Our financial and political “leaders” desperately want “fiscal union”. If Germany agrees to “debt pooling” and a “banking union”, together with more QE-style measures by the European Central Bank, then bond yields elsewhere in the eurozone would plummet and, across Europe and the world, equity markets would soar.
Yet sustainable fiscal union is never going to happen. Debt mutualisation and “special monetary measures” could well snap the patience of German voters. The Bundesbank, too, is openly critical of such moves. Since Germany joined the euro in 1999, with no referendum, not a single national opinion poll has recorded a majority in favour of entry. I doubt one ever will. German citizens, prosperous by dint of their own hard work and skill, have a lot to lose. And money-printing and bail-outs of the profligate are anathema to the German psyche.
Even if Merkel does stitch together some kind of compromise on fiscal union, assuming she wants to, any bearable pooling arrangements will prove inadequate. To be sustainable in the long run, a monetary union also requires a “transfer union” – with explicit payments from stronger to weaker members.

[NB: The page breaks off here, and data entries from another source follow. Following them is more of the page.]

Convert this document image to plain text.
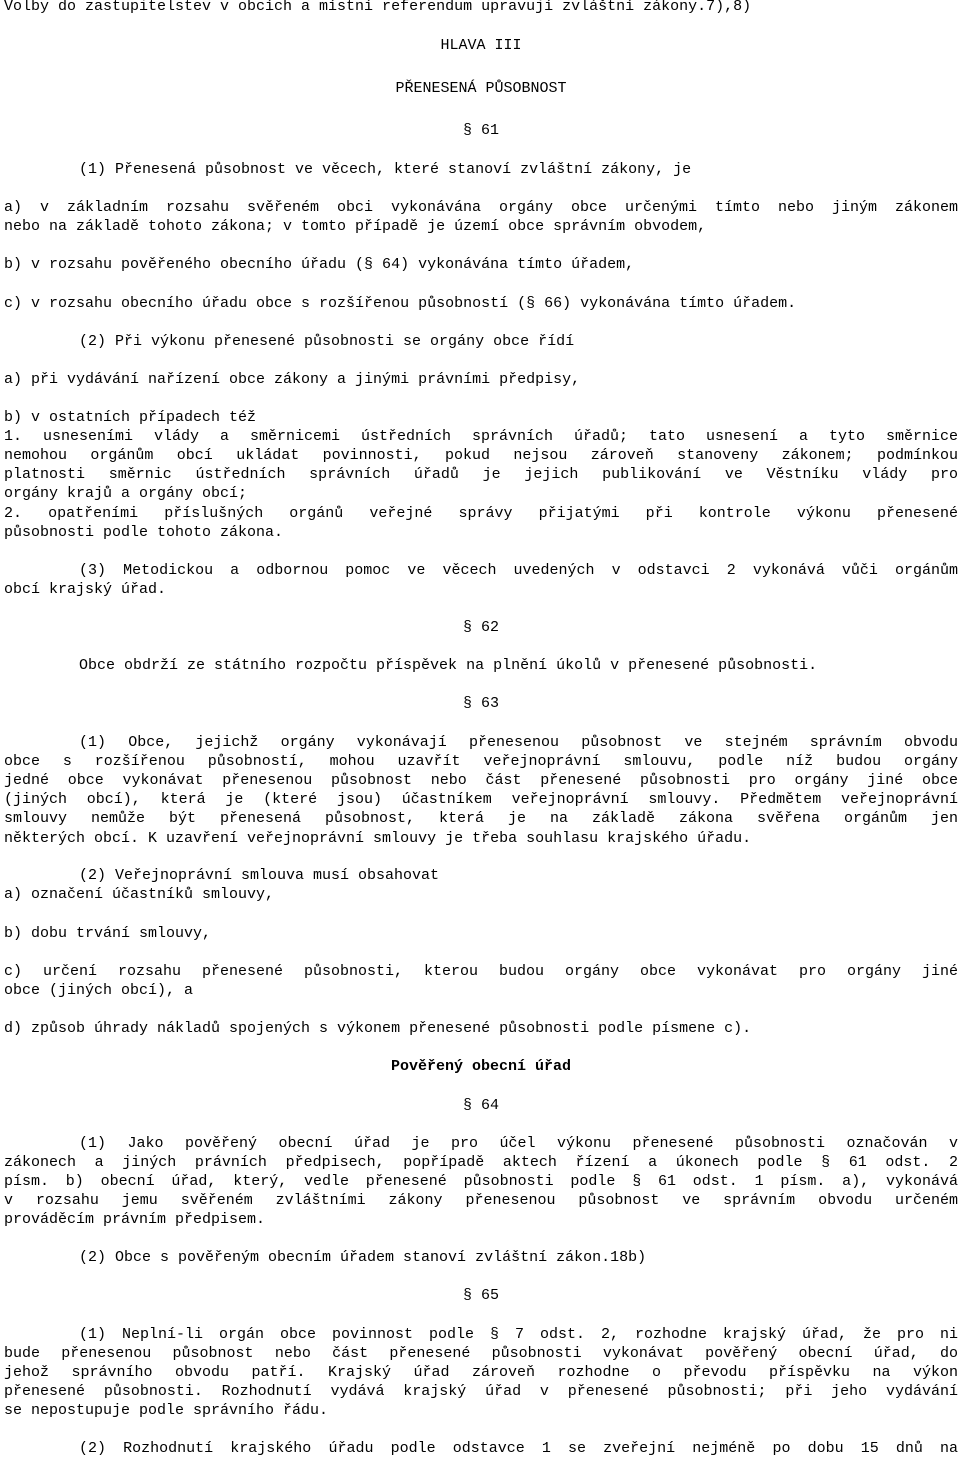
Volby do zastupitelstev v obcích a místní referendum upravují zvláštní zákony.7),8)
HLAVA III
PŘENESENÁ PŮSOBNOST
§ 61
(1) Přenesená působnost ve věcech, které stanoví zvláštní zákony, je
a) v základním rozsahu svěřeném obci vykonávána orgány obce určenými tímto nebo jiným zákonem
nebo na základě tohoto zákona; v tomto případě je území obce správním obvodem,
b) v rozsahu pověřeného obecního úřadu (§ 64) vykonávána tímto úřadem,
c) v rozsahu obecního úřadu obce s rozšířenou působností (§ 66) vykonávána tímto úřadem.
(2) Při výkonu přenesené působnosti se orgány obce řídí
a) při vydávání nařízení obce zákony a jinými právními předpisy,
b) v ostatních případech též
1. usneseními vlády a směrnicemi ústředních správních úřadů; tato usnesení a tyto směrnice
nemohou orgánům obcí ukládat povinnosti, pokud nejsou zároveň stanoveny zákonem; podmínkou
platnosti směrnic ústředních správních úřadů je jejich publikování ve Věstníku vlády pro
orgány krajů a orgány obcí;
2. opatřeními příslušných orgánů veřejné správy přijatými při kontrole výkonu přenesené
působnosti podle tohoto zákona.
(3) Metodickou a odbornou pomoc ve věcech uvedených v odstavci 2 vykonává vůči orgánům
obcí krajský úřad.
§ 62
Obce obdrží ze státního rozpočtu příspěvek na plnění úkolů v přenesené působnosti.
§ 63
(1) Obce, jejichž orgány vykonávají přenesenou působnost ve stejném správním obvodu
obce s rozšířenou působností, mohou uzavřít veřejnoprávní smlouvu, podle níž budou orgány
jedné obce vykonávat přenesenou působnost nebo část přenesené působnosti pro orgány jiné obce
(jiných obcí), která je (které jsou) účastníkem veřejnoprávní smlouvy. Předmětem veřejnoprávní
smlouvy nemůže být přenesená působnost, která je na základě zákona svěřena orgánům jen
některých obcí. K uzavření veřejnoprávní smlouvy je třeba souhlasu krajského úřadu.
(2) Veřejnoprávní smlouva musí obsahovat
a) označení účastníků smlouvy,
b) dobu trvání smlouvy,
c) určení rozsahu přenesené působnosti, kterou budou orgány obce vykonávat pro orgány jiné
obce (jiných obcí), a
d) způsob úhrady nákladů spojených s výkonem přenesené působnosti podle písmene c).
Pověřený obecní úřad
§ 64
(1) Jako pověřený obecní úřad je pro účel výkonu přenesené působnosti označován v
zákonech a jiných právních předpisech, popřípadě aktech řízení a úkonech podle § 61 odst. 2
písm. b) obecní úřad, který, vedle přenesené působnosti podle § 61 odst. 1 písm. a), vykonává
v rozsahu jemu svěřeném zvláštními zákony přenesenou působnost ve správním obvodu určeném
prováděcím právním předpisem.
(2) Obce s pověřeným obecním úřadem stanoví zvláštní zákon.18b)
§ 65
(1) Neplní-li orgán obce povinnost podle § 7 odst. 2, rozhodne krajský úřad, že pro ni
bude přenesenou působnost nebo část přenesené působnosti vykonávat pověřený obecní úřad, do
jehož správního obvodu patří. Krajský úřad zároveň rozhodne o převodu příspěvku na výkon
přenesené působnosti. Rozhodnutí vydává krajský úřad v přenesené působnosti; při jeho vydávání
se nepostupuje podle správního řádu.
(2) Rozhodnutí krajského úřadu podle odstavce 1 se zveřejní nejméně po dobu 15 dnů na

This is what happens in the US, with richer states financing poorer states, the whole edifice held together by hundreds of years of nation-building and a common identity. Europe doesn’t have that – and never will.
Back in 1977, the eurocrats commissioned the Scottish economist, Donald MacDougall, to examine what scale of fiscal transfers would be needed annually to hold together a stable monetary union. MacDougall’s report, based in part on US experience, suggested a level approaching 10pc of eurozone GDP – a massive figure that dwarfs even the already bloated European Union budget.
Will voters in the likes of Germany, the Netherlands and Finland really accept that kind of money – almost a quarter of their total tax revenues – being transferred to Portugal, Greece and Spain, to fund Mediterranean welfare and pension payments? I think not.
Well, if those voters are not careful, they might find themselves excluded from the decision-making process. That’s happened before, and it could happen again. Take another look at the two sentences above that I emphasized in bold. German voters never wanted the dangerous and speculative euro, but they were never given the chance to say no. If they are not careful, something similar (cheered on by the likes of Obama, Cameron, and the NYT) will take place again as what is left of their democracy is sliced away.
But back to Halligan…
These “strong” Northern countries anyway have fiscal problems of their own. For all the talk of Germany’s budgetary fire-power, Berlin is itself shouldering enormous sovereign debts – well over 130pc of GDP if you include the country’s European Central Bank debts and other off-balance-sheet liabilities.
Fiscal union also won’t be enforceable. When it comes to something as fundamental as tax and spending, elected governments will always do what their local electorates want, rather than following strictures from Brussels – or Berlin. It’s as simple as that. A stiffer fiscal treaty will just mean the rule-breakers apply more fudge.
Are we really to believe, after all, that under “fiscal union” the voters of Spain, Greece – France! – are going to accept, month after month, year after year, what the German government tells them to do? Of course they won’t. Tensions will escalate, civil unrest will abound. Europe will become mired in conflict.